Sitost qu'elle eut ce dit el trespassa
Dont la cité fut dolente & piteuse
Aprés grans pleurs tancredus s'apança
Que acompliroit par euvre obsequieuse
Le testament de sa fille amoureuse
Car richement fist ensemble enterrer
Les deux amans. La bonté gracieuse
De dieu vueille aux deffuncts pardonner.
Amen
Le translateur
Ceste hystoire monstre bien clerement
Que amour loyal ne peut jamés finer
Et que l'en doit filles legierement
Quant elles sont en aage marier
S'il advenoit que amours doulx losangier
Les assallist tant qu'ellez fissent amant
On ne doit pas trop acoup soy venger
Ainsi que fist tancredus ignorant
Cy finist le traicté des deux
loyaulx amans imprimé a paris
le sixiesme jour de may l'an
mil .cccc. quatre vings et treize
par anthoine verard libraire
demourant a paris sur le pont
nostre dame a l'enseigne saint
jehan l'evangeliste/ ou au palais
au premier pillier devant la
chappelle ou l'on chante la messe
de messeigneurs les presidens
IHS
Pour provocquer ta grant misericorde
De tous pecheurs faire grace et pardon
Anthoine Verad humblement te recorde
Ce qu'il a il tient de toi par don
Note du transcripteur
L'orthographe et la ponctuation sont conformes à l'original.
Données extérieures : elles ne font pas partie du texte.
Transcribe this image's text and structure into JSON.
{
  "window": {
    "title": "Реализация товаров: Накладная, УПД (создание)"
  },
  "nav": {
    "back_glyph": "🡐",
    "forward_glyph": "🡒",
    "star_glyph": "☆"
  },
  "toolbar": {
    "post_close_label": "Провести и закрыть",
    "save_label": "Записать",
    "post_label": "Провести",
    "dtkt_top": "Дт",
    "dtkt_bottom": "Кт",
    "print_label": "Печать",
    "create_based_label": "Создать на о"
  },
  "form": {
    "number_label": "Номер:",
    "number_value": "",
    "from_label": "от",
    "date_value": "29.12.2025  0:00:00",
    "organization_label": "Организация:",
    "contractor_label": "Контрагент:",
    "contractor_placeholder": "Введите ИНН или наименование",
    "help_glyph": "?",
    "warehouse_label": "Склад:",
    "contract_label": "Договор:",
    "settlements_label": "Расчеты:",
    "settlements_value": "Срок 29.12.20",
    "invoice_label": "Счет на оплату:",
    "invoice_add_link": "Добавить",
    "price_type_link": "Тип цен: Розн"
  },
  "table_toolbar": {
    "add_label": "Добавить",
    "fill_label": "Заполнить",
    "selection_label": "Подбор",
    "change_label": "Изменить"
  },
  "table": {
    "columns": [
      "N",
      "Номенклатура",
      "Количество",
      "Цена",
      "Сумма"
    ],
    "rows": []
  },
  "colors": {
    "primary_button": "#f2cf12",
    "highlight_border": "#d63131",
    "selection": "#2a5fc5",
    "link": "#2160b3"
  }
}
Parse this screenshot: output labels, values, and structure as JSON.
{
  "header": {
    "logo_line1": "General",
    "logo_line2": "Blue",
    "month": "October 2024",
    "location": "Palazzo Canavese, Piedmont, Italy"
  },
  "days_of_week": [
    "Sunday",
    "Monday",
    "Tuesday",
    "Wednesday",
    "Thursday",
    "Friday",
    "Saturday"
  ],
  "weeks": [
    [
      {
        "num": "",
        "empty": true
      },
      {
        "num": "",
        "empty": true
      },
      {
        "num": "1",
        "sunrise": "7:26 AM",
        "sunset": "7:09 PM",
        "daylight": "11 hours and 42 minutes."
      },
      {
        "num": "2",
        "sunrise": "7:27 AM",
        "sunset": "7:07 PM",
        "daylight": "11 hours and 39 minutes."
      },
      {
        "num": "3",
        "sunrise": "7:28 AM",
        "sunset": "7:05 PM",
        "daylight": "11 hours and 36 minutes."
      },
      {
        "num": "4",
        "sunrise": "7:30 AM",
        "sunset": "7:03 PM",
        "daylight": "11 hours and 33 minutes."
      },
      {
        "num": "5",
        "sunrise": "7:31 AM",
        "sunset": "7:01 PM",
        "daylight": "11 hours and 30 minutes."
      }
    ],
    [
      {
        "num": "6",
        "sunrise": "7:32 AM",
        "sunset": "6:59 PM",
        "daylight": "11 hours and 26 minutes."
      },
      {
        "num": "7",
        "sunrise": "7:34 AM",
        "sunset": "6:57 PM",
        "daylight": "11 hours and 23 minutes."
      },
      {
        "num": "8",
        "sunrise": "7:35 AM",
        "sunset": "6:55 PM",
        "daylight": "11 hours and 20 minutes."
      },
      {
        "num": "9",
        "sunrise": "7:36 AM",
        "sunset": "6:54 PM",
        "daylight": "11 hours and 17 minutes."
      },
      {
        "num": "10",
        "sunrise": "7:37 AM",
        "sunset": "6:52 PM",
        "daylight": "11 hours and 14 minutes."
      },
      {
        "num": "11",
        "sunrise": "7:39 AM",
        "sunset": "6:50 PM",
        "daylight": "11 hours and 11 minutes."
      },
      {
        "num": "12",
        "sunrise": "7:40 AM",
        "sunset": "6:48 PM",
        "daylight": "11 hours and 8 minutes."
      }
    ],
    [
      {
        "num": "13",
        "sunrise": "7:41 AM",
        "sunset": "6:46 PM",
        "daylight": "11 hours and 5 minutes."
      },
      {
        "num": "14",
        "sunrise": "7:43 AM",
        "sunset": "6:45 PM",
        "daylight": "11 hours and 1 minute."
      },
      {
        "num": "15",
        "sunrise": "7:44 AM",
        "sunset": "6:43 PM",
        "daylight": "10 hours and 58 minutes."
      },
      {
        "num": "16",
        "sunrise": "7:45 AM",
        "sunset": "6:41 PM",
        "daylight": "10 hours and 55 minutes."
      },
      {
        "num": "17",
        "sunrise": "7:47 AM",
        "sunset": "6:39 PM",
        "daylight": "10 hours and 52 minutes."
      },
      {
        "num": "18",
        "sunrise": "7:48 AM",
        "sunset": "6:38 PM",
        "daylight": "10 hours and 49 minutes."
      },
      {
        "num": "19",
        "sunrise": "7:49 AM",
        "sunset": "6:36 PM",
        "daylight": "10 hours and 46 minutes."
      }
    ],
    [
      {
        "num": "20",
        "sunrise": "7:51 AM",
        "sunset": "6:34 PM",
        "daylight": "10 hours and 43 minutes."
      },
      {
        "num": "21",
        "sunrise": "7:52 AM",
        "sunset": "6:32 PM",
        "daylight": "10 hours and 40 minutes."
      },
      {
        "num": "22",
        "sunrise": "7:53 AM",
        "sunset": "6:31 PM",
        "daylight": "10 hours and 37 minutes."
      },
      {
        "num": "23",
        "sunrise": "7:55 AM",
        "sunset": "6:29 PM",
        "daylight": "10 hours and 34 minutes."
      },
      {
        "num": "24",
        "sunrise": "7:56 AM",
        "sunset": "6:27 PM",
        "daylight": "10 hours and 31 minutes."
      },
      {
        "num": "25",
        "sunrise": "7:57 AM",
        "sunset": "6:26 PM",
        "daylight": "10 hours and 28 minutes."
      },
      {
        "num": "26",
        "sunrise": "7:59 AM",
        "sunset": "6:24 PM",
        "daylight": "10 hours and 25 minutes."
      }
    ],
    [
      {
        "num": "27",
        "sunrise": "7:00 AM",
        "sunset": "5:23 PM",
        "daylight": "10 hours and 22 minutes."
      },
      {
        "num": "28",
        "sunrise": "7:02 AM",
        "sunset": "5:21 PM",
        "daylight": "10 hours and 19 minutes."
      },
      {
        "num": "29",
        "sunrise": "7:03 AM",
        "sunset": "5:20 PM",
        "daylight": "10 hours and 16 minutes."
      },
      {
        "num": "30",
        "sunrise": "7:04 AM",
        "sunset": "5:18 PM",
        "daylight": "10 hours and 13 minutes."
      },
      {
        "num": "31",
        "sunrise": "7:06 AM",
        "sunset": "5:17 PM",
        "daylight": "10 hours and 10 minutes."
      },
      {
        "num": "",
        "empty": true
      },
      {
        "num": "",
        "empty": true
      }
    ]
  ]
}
Pour
faciliter la lecture, on a ajouté apostrophes, accents et cédilles,
distingué i/j et u/v, et résolu les abréviations conventionnelles
(par exemple cõe > comme).
Les gravures de la page de titre, apparaissant très imparfaitement sur
le microfilm scanné, ont été reconstituées à l'aide de gravures
identiques présentes dans d'autres ouvrages d'Anthoine Vérard.